For our more experienced investors, how would you like to looking into some more sophisticated measurement methods? Last month, one of my favorite websites – Investopedia – published an article by Gary Barohn, entitled, “Does Your Investment Manager Measure up?
This is a popular evergreen topic for investing columns. We’ll lightly discuss some of Barohn’s suggestions, since his article is light-hearted, too.
He leads by suggesting that you are at a “fancy party,” where financial professionals are discussing performance metrics, but you hardly understand a word. So, he helpfully gives brief definitions of terms and links to more in-depth discussions.
For example, what do you suppose “Alpha” is? It is a way of measuring “investment performance adjusted for the risk taken,” i.e., amount of return that beats the market.

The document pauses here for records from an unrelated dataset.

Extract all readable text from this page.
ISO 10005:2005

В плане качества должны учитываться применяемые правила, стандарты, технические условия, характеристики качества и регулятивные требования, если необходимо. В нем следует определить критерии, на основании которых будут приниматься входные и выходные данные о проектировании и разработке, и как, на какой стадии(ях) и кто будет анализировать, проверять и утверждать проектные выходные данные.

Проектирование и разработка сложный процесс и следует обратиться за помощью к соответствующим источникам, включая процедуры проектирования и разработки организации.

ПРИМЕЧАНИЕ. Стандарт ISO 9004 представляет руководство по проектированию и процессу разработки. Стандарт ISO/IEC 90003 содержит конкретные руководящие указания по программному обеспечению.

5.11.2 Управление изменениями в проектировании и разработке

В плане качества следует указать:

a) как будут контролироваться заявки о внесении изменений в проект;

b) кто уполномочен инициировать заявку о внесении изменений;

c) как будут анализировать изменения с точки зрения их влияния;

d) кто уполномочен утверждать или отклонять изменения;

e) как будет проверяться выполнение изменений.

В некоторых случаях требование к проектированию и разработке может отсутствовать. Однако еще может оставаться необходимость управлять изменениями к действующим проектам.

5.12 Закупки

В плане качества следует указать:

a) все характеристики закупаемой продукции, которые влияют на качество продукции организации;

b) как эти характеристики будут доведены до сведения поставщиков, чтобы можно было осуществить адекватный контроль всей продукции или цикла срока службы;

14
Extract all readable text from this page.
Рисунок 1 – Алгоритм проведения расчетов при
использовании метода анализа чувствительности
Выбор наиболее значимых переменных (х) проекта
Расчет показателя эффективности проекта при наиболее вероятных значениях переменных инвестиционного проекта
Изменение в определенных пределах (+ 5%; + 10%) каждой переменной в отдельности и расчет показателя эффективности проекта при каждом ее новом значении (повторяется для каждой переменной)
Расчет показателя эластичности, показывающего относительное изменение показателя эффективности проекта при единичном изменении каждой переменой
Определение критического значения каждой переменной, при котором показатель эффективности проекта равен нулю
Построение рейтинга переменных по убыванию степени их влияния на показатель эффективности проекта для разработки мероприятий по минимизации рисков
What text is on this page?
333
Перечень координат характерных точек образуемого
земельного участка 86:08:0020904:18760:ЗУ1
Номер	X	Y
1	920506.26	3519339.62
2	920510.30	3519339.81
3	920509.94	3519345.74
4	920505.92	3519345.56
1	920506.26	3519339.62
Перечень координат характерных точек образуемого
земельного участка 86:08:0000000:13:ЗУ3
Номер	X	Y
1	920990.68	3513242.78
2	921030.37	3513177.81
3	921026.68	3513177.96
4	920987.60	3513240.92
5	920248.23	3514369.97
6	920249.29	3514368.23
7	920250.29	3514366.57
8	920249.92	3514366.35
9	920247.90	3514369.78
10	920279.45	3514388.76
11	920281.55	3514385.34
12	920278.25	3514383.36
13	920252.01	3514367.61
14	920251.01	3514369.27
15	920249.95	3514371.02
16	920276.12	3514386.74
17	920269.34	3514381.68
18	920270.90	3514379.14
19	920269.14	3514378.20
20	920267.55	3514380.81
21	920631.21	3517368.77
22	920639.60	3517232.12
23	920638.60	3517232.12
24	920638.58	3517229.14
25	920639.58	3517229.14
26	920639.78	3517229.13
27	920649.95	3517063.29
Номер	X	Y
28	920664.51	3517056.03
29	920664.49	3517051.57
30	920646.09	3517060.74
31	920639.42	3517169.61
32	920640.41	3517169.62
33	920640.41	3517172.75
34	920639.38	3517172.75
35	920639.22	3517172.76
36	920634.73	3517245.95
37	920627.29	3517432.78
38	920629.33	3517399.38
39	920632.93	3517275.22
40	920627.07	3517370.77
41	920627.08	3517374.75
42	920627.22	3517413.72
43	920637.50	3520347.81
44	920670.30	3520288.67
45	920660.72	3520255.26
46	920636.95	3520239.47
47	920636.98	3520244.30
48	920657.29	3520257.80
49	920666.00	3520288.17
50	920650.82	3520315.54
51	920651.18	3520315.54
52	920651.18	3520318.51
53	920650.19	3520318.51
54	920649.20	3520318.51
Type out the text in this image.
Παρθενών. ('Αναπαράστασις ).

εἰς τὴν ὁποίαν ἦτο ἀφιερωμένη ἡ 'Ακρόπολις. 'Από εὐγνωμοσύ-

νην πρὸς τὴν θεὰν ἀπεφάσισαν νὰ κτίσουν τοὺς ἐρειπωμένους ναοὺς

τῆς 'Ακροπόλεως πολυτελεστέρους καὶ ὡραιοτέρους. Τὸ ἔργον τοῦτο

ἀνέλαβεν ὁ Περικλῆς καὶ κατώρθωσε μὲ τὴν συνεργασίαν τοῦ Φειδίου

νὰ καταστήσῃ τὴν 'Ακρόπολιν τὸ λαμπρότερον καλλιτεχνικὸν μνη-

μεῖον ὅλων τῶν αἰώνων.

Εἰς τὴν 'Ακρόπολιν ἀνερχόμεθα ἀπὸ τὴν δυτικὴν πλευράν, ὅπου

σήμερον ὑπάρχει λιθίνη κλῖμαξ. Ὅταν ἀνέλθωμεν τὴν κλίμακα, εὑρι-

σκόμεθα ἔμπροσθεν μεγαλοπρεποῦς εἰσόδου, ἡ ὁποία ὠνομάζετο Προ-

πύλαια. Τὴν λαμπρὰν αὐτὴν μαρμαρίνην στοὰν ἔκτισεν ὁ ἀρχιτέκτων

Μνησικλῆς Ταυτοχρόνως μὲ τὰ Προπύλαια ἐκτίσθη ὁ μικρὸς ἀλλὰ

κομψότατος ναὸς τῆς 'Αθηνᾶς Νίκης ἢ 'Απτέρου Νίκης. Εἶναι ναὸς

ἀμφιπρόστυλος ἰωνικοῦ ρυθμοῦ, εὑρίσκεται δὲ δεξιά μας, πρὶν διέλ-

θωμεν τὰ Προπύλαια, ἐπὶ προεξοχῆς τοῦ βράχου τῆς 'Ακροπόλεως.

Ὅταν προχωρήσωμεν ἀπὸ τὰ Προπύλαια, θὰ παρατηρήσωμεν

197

How about “Beta?” This compares volatility of the manager’s investments compared to the volatility of the overall market. “Volatility” measures how far dips fall and peaks rise.
Other metrics are R-Squared, Standard Deviation, Tracking Error, etc.
IFO remembers the term Standard Deviation from her college statistics class, though she has forgotten how to find it. The SD shows how far away a curve is from a straight line drawn through the center of it. VERY difficult concept and calculation for IFO.
One of her biggest problems with these metrics is the use of the term “risk.” We think it actually means yield or rate of return (yield plus price increase/decrease) or just plain old interest on investment.
But investment managers throw the term around like a Ping-Pong ball. Investors are urged to learn what their “risk tolerance” is. We’ve taken those tests and find them curious – kind of a moving or morphing measurement, with no firm meaning.
The other problem is that it is just too hard to do the math AND understand exactly what it means.
We leave it to our more mathematically-inclined readers to parse the article. It may actually be helpful. We, on the other hand, will stick to looking at each company’s dividend policy and CEO personality for our primary metrics. Easier and more fun and perhaps as successful as the Big Math proponents.
And now for something completely different: Normally, IFO loves the picture window which has a view of the street running by her office – but just now she saw a very tan, very fat older man, wearing ONLY black shorts, slowly pedaling his bicycle down the street. Help! Eyes! Bleach!]
What do we learn from this? Even major benefits carry serious downside risks.